Ленинградские повести
Шрифт:
Комбат обернулся. «На колбасу? Соображать надо, товарищи. Эта животина тоже, как и все прочее, государственное достояние. За нее, может быть, золото мы капиталистам платили. И, может быть, она — наглядное пособие. Школьники по ней зоологию изучали. Попробуй-ка, одним словом, товарищ Квасников, сделай что-нибудь, чтобы она еще науке послужила».
Я, понятно, подошел, осмотрел. Одиннадцать пулевых дырок в боку, по спине этакие борозды чем-то пропаханы.
«Плохо, говорю, дело, товарищ майор».
«Ну раз плохо, вот и займись, — отвечает. —
А и верно, обстановка позволяла. Части наши уперлись в морской берег, дальше идти некуда, противник по всему побережью ликвидирован. Вышел, как говорится, временный отдых. Я и занялся, Андрей Васильевич. Перво-наперво пошел медикаментов просить: креозоту, карболки или еще чего подобного — раны обработать. Вернулся часа через три, гляжу — в зверинце старичок бродит, белый, тощий, ну вроде насквозь просматривается.

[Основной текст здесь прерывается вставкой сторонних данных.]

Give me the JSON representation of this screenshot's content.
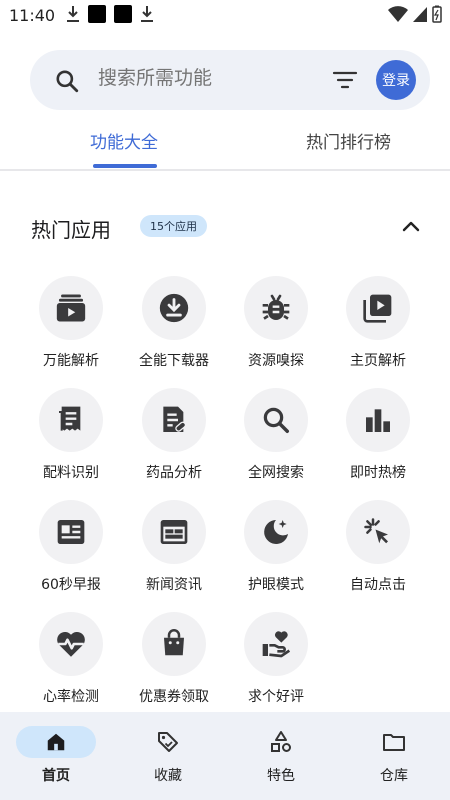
{
  "status_bar": {
    "time": "11:40"
  },
  "search": {
    "placeholder": "搜索所需功能",
    "login_label": "登录"
  },
  "tabs": [
    {
      "label": "功能大全",
      "active": true
    },
    {
      "label": "热门排行榜",
      "active": false
    }
  ],
  "section": {
    "title": "热门应用",
    "badge": "15个应用"
  },
  "apps": [
    {
      "label": "万能解析",
      "icon": "video-stack-icon"
    },
    {
      "label": "全能下载器",
      "icon": "download-circle-icon"
    },
    {
      "label": "资源嗅探",
      "icon": "bug-icon"
    },
    {
      "label": "主页解析",
      "icon": "play-library-icon"
    },
    {
      "label": "配料识别",
      "icon": "receipt-icon"
    },
    {
      "label": "药品分析",
      "icon": "medical-doc-icon"
    },
    {
      "label": "全网搜索",
      "icon": "search-icon"
    },
    {
      "label": "即时热榜",
      "icon": "bar-chart-icon"
    },
    {
      "label": "60秒早报",
      "icon": "newspaper-icon"
    },
    {
      "label": "新闻资讯",
      "icon": "calendar-view-icon"
    },
    {
      "label": "护眼模式",
      "icon": "night-mode-icon"
    },
    {
      "label": "自动点击",
      "icon": "auto-click-icon"
    },
    {
      "label": "心率检测",
      "icon": "heart-rate-icon"
    },
    {
      "label": "优惠券领取",
      "icon": "shopping-bag-icon"
    },
    {
      "label": "求个好评",
      "icon": "hand-heart-icon"
    }
  ],
  "bottom_nav": [
    {
      "label": "首页",
      "icon": "home-icon",
      "active": true
    },
    {
      "label": "收藏",
      "icon": "tag-icon",
      "active": false
    },
    {
      "label": "特色",
      "icon": "shapes-icon",
      "active": false
    },
    {
      "label": "仓库",
      "icon": "folder-icon",
      "active": false
    }
  ],
  "colors": {
    "accent": "#3f6bd6",
    "badge_bg": "#cfe6fb",
    "surface": "#eef1f7",
    "icon": "#3a3a3c"
  }
}
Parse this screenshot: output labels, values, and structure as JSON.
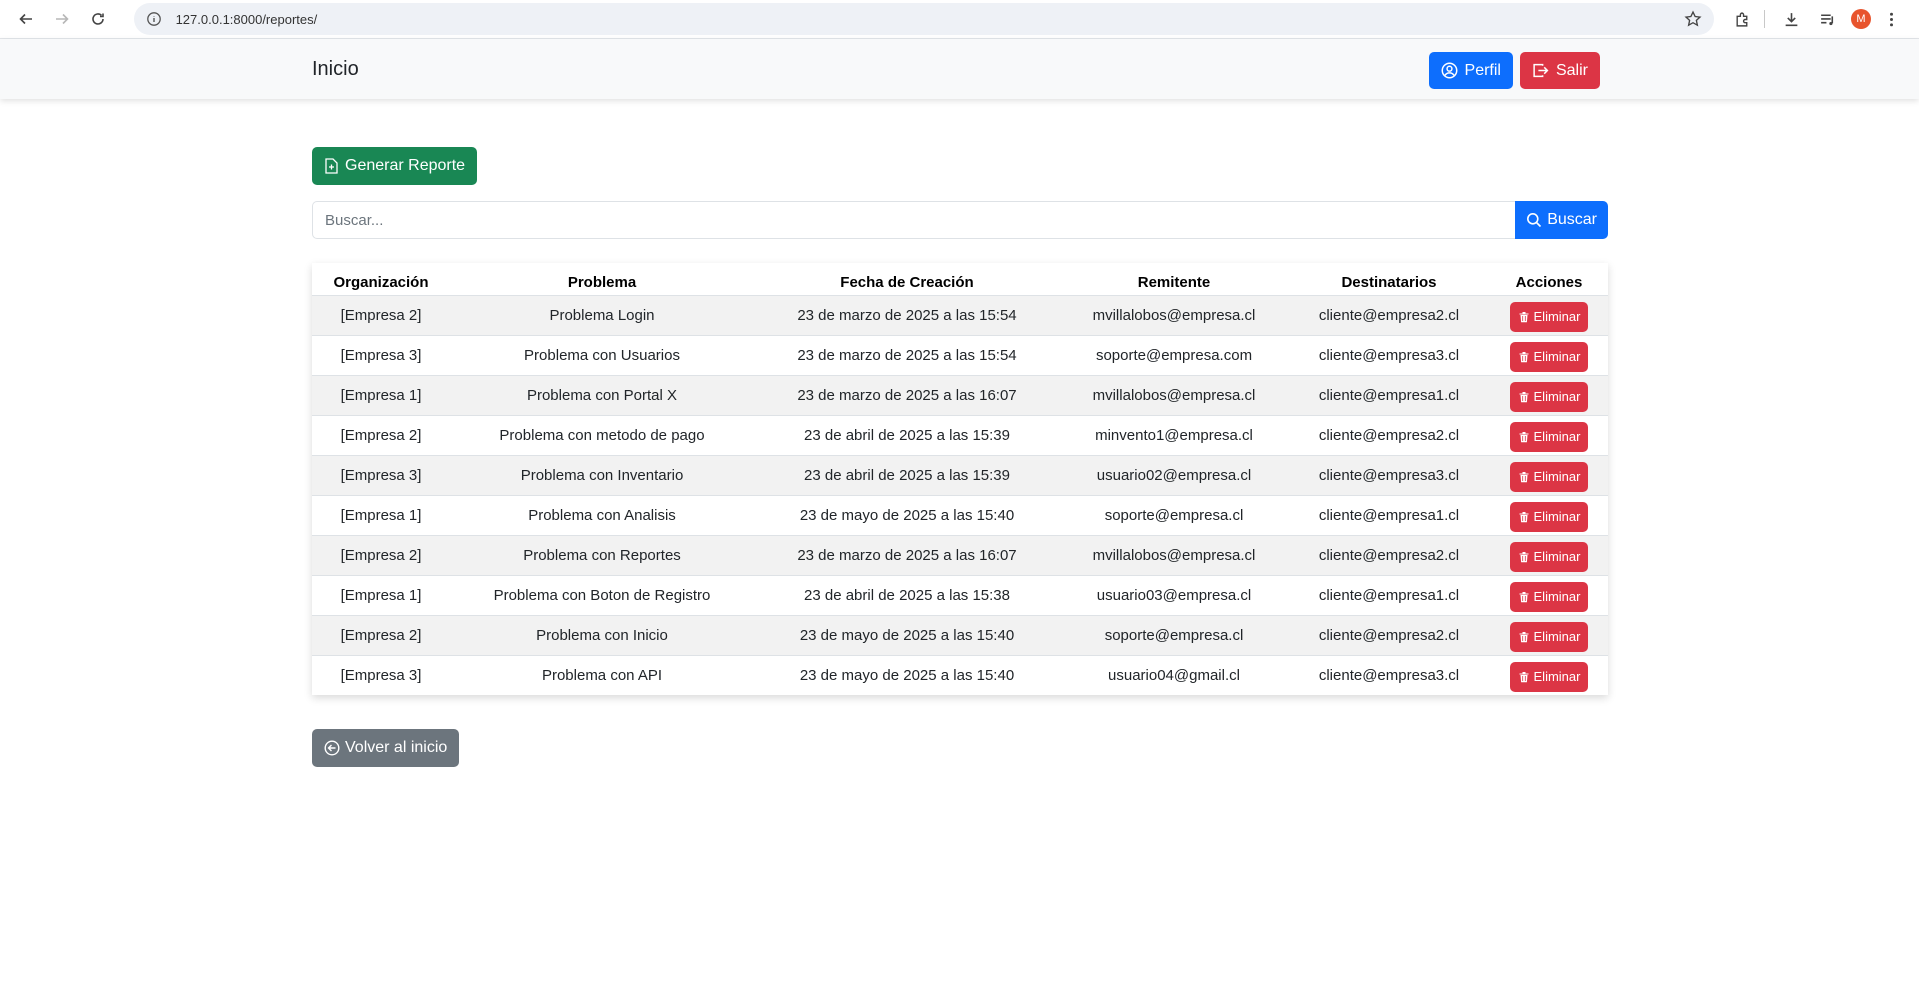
{
  "browser": {
    "url": "127.0.0.1:8000/reportes/",
    "profile_initial": "M"
  },
  "navbar": {
    "brand": "Inicio",
    "perfil_label": "Perfil",
    "salir_label": "Salir"
  },
  "actions": {
    "generar_label": "Generar Reporte",
    "back_label": "Volver al inicio"
  },
  "search": {
    "placeholder": "Buscar...",
    "button_label": "Buscar"
  },
  "table": {
    "headers": {
      "org": "Organización",
      "problema": "Problema",
      "fecha": "Fecha de Creación",
      "remitente": "Remitente",
      "destinatarios": "Destinatarios",
      "acciones": "Acciones"
    },
    "delete_label": "Eliminar",
    "rows": [
      {
        "org": "[Empresa 2]",
        "problema": "Problema Login",
        "fecha": "23 de marzo de 2025 a las 15:54",
        "remitente": "mvillalobos@empresa.cl",
        "destinatarios": "cliente@empresa2.cl"
      },
      {
        "org": "[Empresa 3]",
        "problema": "Problema con Usuarios",
        "fecha": "23 de marzo de 2025 a las 15:54",
        "remitente": "soporte@empresa.com",
        "destinatarios": "cliente@empresa3.cl"
      },
      {
        "org": "[Empresa 1]",
        "problema": "Problema con Portal X",
        "fecha": "23 de marzo de 2025 a las 16:07",
        "remitente": "mvillalobos@empresa.cl",
        "destinatarios": "cliente@empresa1.cl"
      },
      {
        "org": "[Empresa 2]",
        "problema": "Problema con metodo de pago",
        "fecha": "23 de abril de 2025 a las 15:39",
        "remitente": "minvento1@empresa.cl",
        "destinatarios": "cliente@empresa2.cl"
      },
      {
        "org": "[Empresa 3]",
        "problema": "Problema con Inventario",
        "fecha": "23 de abril de 2025 a las 15:39",
        "remitente": "usuario02@empresa.cl",
        "destinatarios": "cliente@empresa3.cl"
      },
      {
        "org": "[Empresa 1]",
        "problema": "Problema con Analisis",
        "fecha": "23 de mayo de 2025 a las 15:40",
        "remitente": "soporte@empresa.cl",
        "destinatarios": "cliente@empresa1.cl"
      },
      {
        "org": "[Empresa 2]",
        "problema": "Problema con Reportes",
        "fecha": "23 de marzo de 2025 a las 16:07",
        "remitente": "mvillalobos@empresa.cl",
        "destinatarios": "cliente@empresa2.cl"
      },
      {
        "org": "[Empresa 1]",
        "problema": "Problema con Boton de Registro",
        "fecha": "23 de abril de 2025 a las 15:38",
        "remitente": "usuario03@empresa.cl",
        "destinatarios": "cliente@empresa1.cl"
      },
      {
        "org": "[Empresa 2]",
        "problema": "Problema con Inicio",
        "fecha": "23 de mayo de 2025 a las 15:40",
        "remitente": "soporte@empresa.cl",
        "destinatarios": "cliente@empresa2.cl"
      },
      {
        "org": "[Empresa 3]",
        "problema": "Problema con API",
        "fecha": "23 de mayo de 2025 a las 15:40",
        "remitente": "usuario04@gmail.cl",
        "destinatarios": "cliente@empresa3.cl"
      }
    ]
  },
  "icons": {
    "perfil": "person-circle-icon",
    "salir": "box-arrow-right-icon",
    "generar": "file-plus-icon",
    "buscar": "search-icon",
    "eliminar": "trash-icon",
    "volver": "arrow-left-circle-icon"
  },
  "colors": {
    "primary": "#0d6efd",
    "danger": "#dc3545",
    "success": "#198754",
    "secondary": "#6c757d"
  }
}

«Товарищ, говорит, военный. Я до немецкого разбоя сторожем в зверинце служил, может, помогу вам в чем. Они вот всех зверей за три года извели, а Сашка не дался. Он хоть и бегемот, а держался в этом деле, как лев».
Помаленьку да потихоньку старичок и рассказал мне всю Сашкину историю. Я, как говорится, согрешил, подозревая наших артиллеристов. Не они, вышло, покалечили бегемота. Вот как описал событие очевидец. Увидели немцы, что делу их конец — и давай в городе зверствовать. Все крушат, ломают, жгут. Вспомнили, видишь ли, про бегемота. Пока он их солдатню развлекал, кое-как берегли, а тут решили прикончить. Ничего, дескать, русским не оставим. Забежал с вечера в зверинец лейтенант, с белыми косточками и с черепом на рукаве, и давай палить из парабеллума. Сашка, понятно, не будь дурак — бултых в свой бассейн.
— Ну и правильно, — сказал кто-то из-за спины Квасникова.
— А что — правильно! — не оборачиваясь, ответил животновод. — Лейтенант-то позвал фрица с автоматом, да и вели ему караулить — выглянет, мол, бегемот воздухом подышать. Фриц охотился часа два. Изловчился-таки, всадил очередь в Сашку. Но Сашка опять в воде притаился. А наутро, уже как нам в город войти, еще какой-то фриц забежал, выпустил воду из бассейна да давай пороть скотину штыком. Ну, случилось так, что противотанковой пушки у них поблизости не оказалось, и бегемот остался жив. Пули, скажу, вам, Андрей Васильевич, ему никакого вреда не причинили, и резаные раны — тоже. Пострадал бегемот в основном от голодухи. Против довоенного он за немецкую оккупацию и так-то отощал на семьсот килограммов. Как старичок свидетельствовал, три тонны тянул в былое время. Стал хуже промятого матраца. А в последнюю неделю его и вовсе никто не кормил. Разобрался я, что к чему, принес ведро свеклы, так он сразу на ноги вскочил.
— Главное — линию определить! Дело пойдет, — опять сказали из темноты.
— Семь, дней мы стояли в том городке, — продолжал Квасников. — Семь дней я возился со зверем. Выходил его. И до того он ко мне привык, — что как зайду в помещение, лезет из воды, пасть разевает, ревет: давай харчиться!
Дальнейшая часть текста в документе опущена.